Tinha eu um olhar profundo de pardal, de túnel e de automóvel emotivo. Lançava suspiros de acrobata.
Meu pai era cego e suas mãos eram mais admiráveis que a noite.
Amo a noite, chapéu de todos os dias.
A noite, a noite do dia, do dia ao dia seguinte.
Minha mãe falava como a aurora e como os dirigíveis que estão prestes a cair. Tinha cabelos cor de bandeira e olhos cheios de navios distantes.
Numa tarde, peguei meu guarda-chuva e disse: “Entre uma estrela e duas andorinhas,” Eis aqui a morte que se aproxima como a terra à esfera que cai.
Minha mãe bordava lágrimas desertas nos primeiros arco-íris.
E agora o meu guarda chuvas cai de sonho em sonho pelos espaços da morte.
No primeiro dia encontrei um pássaro desconhecido que me disse: “Se eu fosse um dromedário eu não ia ter sede.

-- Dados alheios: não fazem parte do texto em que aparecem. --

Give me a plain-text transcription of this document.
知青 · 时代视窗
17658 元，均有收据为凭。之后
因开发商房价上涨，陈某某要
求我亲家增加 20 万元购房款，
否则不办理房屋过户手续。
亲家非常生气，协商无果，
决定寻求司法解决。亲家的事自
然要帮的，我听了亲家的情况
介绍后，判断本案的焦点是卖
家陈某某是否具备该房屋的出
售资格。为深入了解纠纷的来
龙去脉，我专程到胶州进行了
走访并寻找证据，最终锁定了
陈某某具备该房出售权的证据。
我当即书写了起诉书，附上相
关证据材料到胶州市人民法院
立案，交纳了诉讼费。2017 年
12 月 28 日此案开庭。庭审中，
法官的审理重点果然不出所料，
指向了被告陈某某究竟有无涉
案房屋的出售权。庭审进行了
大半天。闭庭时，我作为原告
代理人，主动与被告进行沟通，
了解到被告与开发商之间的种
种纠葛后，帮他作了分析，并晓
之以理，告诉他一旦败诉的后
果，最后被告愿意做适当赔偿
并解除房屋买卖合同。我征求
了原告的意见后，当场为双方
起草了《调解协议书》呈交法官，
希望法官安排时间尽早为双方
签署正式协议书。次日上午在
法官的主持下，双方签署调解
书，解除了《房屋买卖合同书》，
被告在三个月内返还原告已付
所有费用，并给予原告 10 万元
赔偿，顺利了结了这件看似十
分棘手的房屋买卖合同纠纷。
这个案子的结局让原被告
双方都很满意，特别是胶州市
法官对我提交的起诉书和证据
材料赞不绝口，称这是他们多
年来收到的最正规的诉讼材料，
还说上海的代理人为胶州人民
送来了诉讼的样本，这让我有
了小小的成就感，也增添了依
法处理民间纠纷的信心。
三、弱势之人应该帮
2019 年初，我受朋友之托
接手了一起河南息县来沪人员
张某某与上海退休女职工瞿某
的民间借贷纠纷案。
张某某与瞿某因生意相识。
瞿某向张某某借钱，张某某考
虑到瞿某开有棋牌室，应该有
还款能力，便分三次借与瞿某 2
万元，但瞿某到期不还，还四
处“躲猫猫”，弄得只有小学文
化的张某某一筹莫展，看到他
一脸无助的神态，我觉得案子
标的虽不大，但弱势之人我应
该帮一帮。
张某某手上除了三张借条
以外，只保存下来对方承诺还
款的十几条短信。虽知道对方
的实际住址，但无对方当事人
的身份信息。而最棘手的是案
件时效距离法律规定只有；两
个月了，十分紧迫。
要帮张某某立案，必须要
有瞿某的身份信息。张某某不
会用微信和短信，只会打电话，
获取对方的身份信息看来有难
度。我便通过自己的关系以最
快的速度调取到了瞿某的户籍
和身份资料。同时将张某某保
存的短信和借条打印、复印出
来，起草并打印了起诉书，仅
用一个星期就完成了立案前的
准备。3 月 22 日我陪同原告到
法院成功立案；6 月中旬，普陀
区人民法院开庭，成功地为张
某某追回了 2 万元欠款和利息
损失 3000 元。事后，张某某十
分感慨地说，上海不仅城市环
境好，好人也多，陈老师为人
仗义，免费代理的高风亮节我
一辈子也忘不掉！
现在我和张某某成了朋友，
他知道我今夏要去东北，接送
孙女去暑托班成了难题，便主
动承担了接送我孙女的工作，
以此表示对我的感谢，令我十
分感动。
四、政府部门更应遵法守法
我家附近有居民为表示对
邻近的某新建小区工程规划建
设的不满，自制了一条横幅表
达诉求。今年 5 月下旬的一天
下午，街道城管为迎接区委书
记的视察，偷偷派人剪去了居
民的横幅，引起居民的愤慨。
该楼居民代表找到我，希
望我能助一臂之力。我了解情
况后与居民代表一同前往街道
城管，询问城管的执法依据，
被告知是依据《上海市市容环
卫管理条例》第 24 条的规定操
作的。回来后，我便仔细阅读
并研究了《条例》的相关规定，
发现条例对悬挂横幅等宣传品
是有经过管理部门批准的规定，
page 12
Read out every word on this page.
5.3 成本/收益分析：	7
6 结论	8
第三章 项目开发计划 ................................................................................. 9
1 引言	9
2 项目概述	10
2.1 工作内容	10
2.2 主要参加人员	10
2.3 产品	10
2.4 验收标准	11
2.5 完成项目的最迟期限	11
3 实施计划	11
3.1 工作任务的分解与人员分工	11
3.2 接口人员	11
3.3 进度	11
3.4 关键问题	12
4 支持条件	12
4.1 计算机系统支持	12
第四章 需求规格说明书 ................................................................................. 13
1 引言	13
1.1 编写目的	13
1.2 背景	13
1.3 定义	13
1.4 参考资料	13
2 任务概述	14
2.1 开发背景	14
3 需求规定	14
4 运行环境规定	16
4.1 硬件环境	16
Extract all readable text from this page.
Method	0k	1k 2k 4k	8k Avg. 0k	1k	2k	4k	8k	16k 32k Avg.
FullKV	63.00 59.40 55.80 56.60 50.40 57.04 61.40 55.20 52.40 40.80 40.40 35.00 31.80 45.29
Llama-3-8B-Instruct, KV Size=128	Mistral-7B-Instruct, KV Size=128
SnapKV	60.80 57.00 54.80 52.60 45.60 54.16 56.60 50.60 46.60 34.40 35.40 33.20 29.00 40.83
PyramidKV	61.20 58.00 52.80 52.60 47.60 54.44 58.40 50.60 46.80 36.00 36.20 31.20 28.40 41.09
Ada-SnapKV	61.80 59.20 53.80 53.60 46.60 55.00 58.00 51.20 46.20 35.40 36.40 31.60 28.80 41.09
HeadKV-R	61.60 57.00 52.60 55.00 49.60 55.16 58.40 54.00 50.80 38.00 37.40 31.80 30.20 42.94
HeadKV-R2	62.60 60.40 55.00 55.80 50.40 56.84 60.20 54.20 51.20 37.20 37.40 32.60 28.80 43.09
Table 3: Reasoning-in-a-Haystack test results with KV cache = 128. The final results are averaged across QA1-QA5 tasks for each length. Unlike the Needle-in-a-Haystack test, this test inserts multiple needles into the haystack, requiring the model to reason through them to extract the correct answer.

Que horas são?” Bebeu as gotas de orvalho dos meus cabelos, me lançou três olhares e meio e se afastou dizendo: “adeus” com seu lencinho soberbo,
Por volta das duas horas daquele dia, encontrei um
belo aeroplano, cheio de caracóis e escamas. Buscava um canto no céu onde
proteger-se da chuva.
Ao longe, todos os barcos ancorados, na tinta da
aurora. De repente, começaram a desprender-se, um por um, arrastando como um
pavilhão pedaços da aurora incontestável.
Ao se porem em marcha os últimos, a aurora
desapareceu atrás das ondas desmesuradamente inflamadas.
Então ouvi falar o Criador. Sem nome, que é um
simples buraco no vazio, belo como o mais belo dos umbigos.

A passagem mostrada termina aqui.